Recommendations regarding the daily use of low-dose aspirin vary from guideline to guideline. The following represent recommendations from societal guideline organizations:

• The 2019 American College of Cardiology/American Heart Association (ACC/AHA) guidelines on the primary prevention of cardiovascular disease (CVD) recommend that low dose aspirin (75 to 100 mg orally daily) may be considered among adults 40 to 70 years of age who are at higher risk of CVD but not at increased risk of bleeding. However, they recommend that low-dose aspirin should not be given on a routine basis for primary prevention of CVD among adults over 70 years of age, or among adults of any age who are at increased risk of bleeding.

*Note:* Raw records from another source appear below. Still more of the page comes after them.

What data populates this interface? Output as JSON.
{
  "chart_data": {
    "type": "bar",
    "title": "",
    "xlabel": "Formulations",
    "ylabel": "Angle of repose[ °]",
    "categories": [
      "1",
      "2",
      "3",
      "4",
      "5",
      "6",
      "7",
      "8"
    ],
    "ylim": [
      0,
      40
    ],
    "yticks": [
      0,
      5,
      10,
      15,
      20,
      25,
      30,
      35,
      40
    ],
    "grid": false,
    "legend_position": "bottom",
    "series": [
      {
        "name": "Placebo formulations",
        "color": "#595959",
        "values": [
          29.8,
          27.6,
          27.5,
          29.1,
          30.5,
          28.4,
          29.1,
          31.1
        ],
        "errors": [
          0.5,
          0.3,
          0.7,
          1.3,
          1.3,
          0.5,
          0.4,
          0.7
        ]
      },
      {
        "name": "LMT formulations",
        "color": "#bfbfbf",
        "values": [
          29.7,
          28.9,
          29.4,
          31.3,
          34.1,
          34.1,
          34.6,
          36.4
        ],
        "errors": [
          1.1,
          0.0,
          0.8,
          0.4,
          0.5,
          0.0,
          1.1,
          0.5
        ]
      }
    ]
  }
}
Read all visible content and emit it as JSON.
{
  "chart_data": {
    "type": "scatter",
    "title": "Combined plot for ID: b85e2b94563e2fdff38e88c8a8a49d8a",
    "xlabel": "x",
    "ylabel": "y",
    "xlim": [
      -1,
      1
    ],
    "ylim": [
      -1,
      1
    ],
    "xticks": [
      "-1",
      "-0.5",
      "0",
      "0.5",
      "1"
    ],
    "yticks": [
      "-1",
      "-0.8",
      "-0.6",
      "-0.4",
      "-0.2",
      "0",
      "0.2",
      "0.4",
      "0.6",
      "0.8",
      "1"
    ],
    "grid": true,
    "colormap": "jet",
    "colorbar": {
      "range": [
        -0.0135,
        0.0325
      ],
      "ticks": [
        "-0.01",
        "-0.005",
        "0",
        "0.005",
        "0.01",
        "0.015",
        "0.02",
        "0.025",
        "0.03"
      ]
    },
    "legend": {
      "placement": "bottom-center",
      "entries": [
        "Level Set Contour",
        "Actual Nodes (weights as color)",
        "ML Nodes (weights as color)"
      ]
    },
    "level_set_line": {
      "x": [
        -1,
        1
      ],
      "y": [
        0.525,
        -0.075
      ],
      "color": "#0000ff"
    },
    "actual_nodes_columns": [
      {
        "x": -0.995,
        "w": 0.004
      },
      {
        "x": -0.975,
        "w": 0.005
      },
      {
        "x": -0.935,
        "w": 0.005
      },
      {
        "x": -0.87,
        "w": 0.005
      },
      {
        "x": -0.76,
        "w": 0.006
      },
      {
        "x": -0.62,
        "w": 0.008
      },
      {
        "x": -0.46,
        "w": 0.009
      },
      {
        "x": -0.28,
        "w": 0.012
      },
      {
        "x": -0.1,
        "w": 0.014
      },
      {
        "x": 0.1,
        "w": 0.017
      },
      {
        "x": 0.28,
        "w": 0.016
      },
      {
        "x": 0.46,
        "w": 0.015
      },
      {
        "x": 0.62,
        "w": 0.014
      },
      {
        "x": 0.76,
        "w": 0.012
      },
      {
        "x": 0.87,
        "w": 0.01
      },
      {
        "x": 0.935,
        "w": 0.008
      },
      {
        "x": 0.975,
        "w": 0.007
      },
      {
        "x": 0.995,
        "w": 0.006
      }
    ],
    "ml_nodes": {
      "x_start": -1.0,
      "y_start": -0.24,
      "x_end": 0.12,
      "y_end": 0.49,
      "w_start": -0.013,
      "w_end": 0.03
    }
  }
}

• The 2022 US Preventive Services Task Force (USPSTF) statement on the use of aspirin for the primary prevention of CVD and colorectal cancer makes recommendations for adults aged 40 years or older without known heart disease and without increased bleeding risk.

1. The decision to initiate low-dose aspirin for individuals aged 40 to 59 years of age without known heart disease who have a 10 percent or greater 10-year risk of CVD risk should be individualized and the potential benefit is small. Risk was calculated using the ACC/AHA cardiovascular risk calculator.
2. Among adults 60 years or older without known heart disease, initiating low-dose aspirin for the primary prevention of CVD is not recommended.